4.2.4. Single Point Failure

In the case of a PKI based system, the certificate authority is a single-point failure. In our case, the certificate authority is not needed once the system is created. Since we use k-threshold cryptography as the underlying cryptosystem, a new set of keys can be generated through collaborating with k-hosts in the network. Thus, the job of the CA is distributed among k-nodes in the network. Hence, it is impossible to bring the network down by attacking a single host or a server in the network.

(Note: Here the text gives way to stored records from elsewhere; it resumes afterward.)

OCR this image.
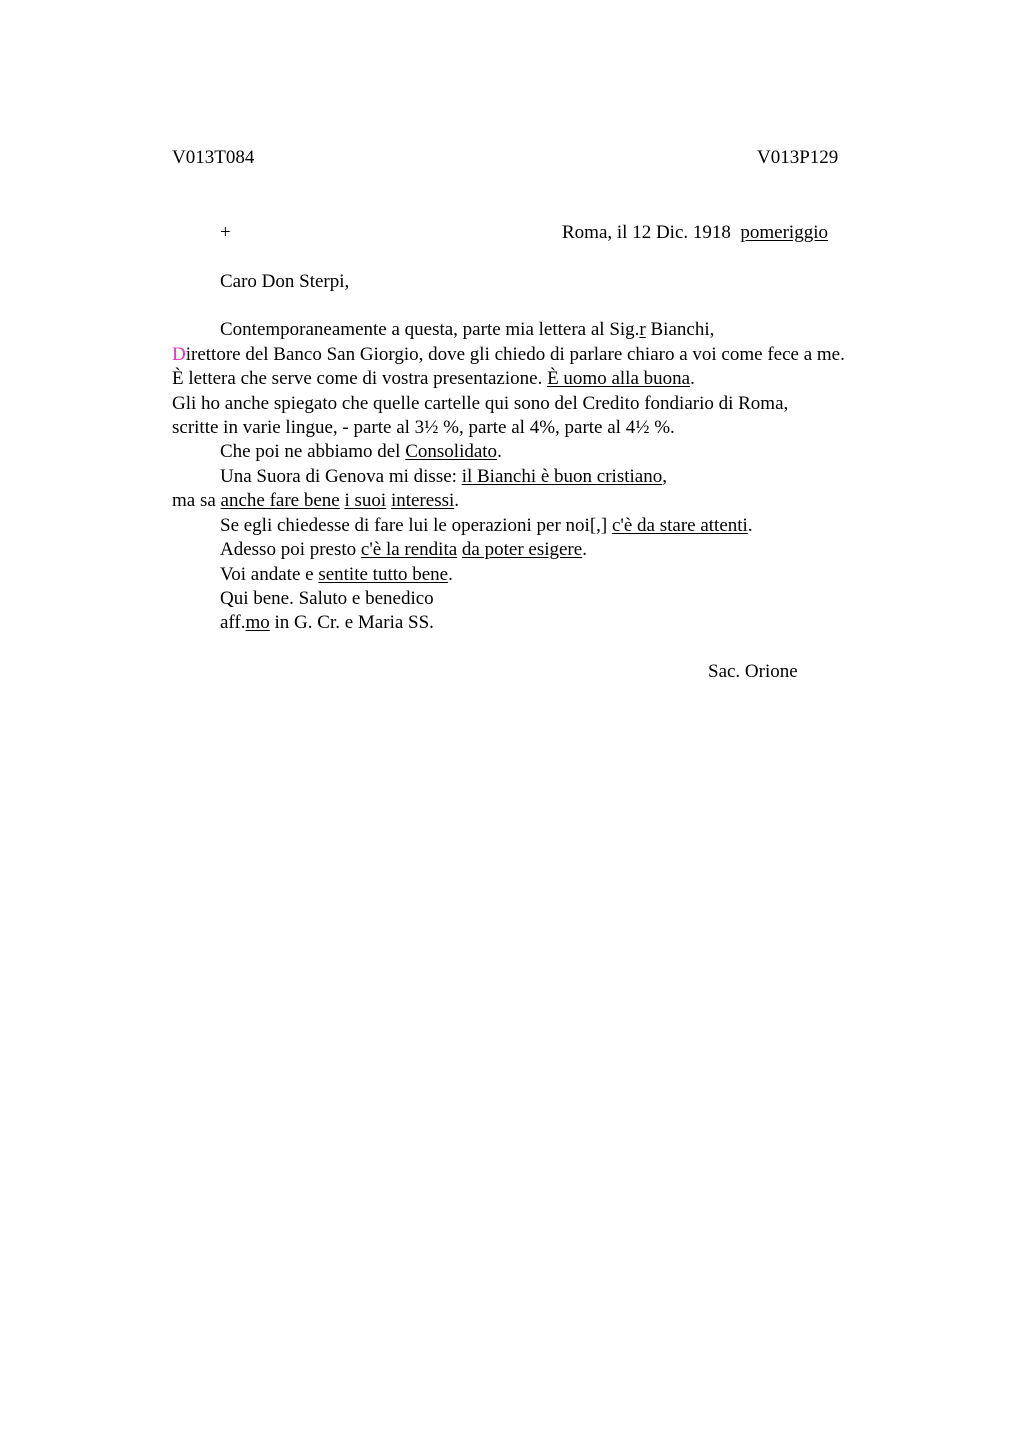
V013T084	V013P129
+	Roma, il 12 Dic. 1918 pomeriggio
Caro Don Sterpi,
Contemporaneamente a questa, parte mia lettera al Sig.r Bianchi,
Direttore del Banco San Giorgio, dove gli chiedo di parlare chiaro a voi come fece a me.
È lettera che serve come di vostra presentazione. È uomo alla buona.
Gli ho anche spiegato che quelle cartelle qui sono del Credito fondiario di Roma,
scritte in varie lingue, - parte al 3½ %, parte al 4%, parte al 4½ %.
Che poi ne abbiamo del Consolidato.
Una Suora di Genova mi disse: il Bianchi è buon cristiano,
ma sa anche fare bene i suoi interessi.
Se egli chiedesse di fare lui le operazioni per noi[,] c'è da stare attenti.
Adesso poi presto c'è la rendita da poter esigere.
Voi andate e sentite tutto bene.
Qui bene. Saluto e benedico
aff.mo in G. Cr. e Maria SS.
Sac. Orione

5. Conclusions and Future Directions

In this paper, we proposed the use of pseudo-identity based encryption along with core-based tree architecture to create a secure multicast delivery mechanism in a corporate LAN. As we discussed in the previous section, our proposed architecture is immune to a number of security attacks that are possible through the use of the existing methods. Our system can be used efficiently for the following applications:

• The secure multicast established through our proposed system can be used to deploy OS updates, patches, and device updates, including the update of new configuration. Since the messages are digitally signed, only the legitimate server can perform this operation.
• Routing protocols like RIPv2 and OSPF can effectively use this tree to send their route updates to other routers in the network.
• In our earlier paper [1], we proposed PrECast architecture to provide an efficient crypto-free solution to a number of LAN based attacks that are due to IPv4 broadcasting. PrECast assumes the existence of a secure multicast tree in the LAN. In this paper, we propose a secure multicast mechanism to close the gap.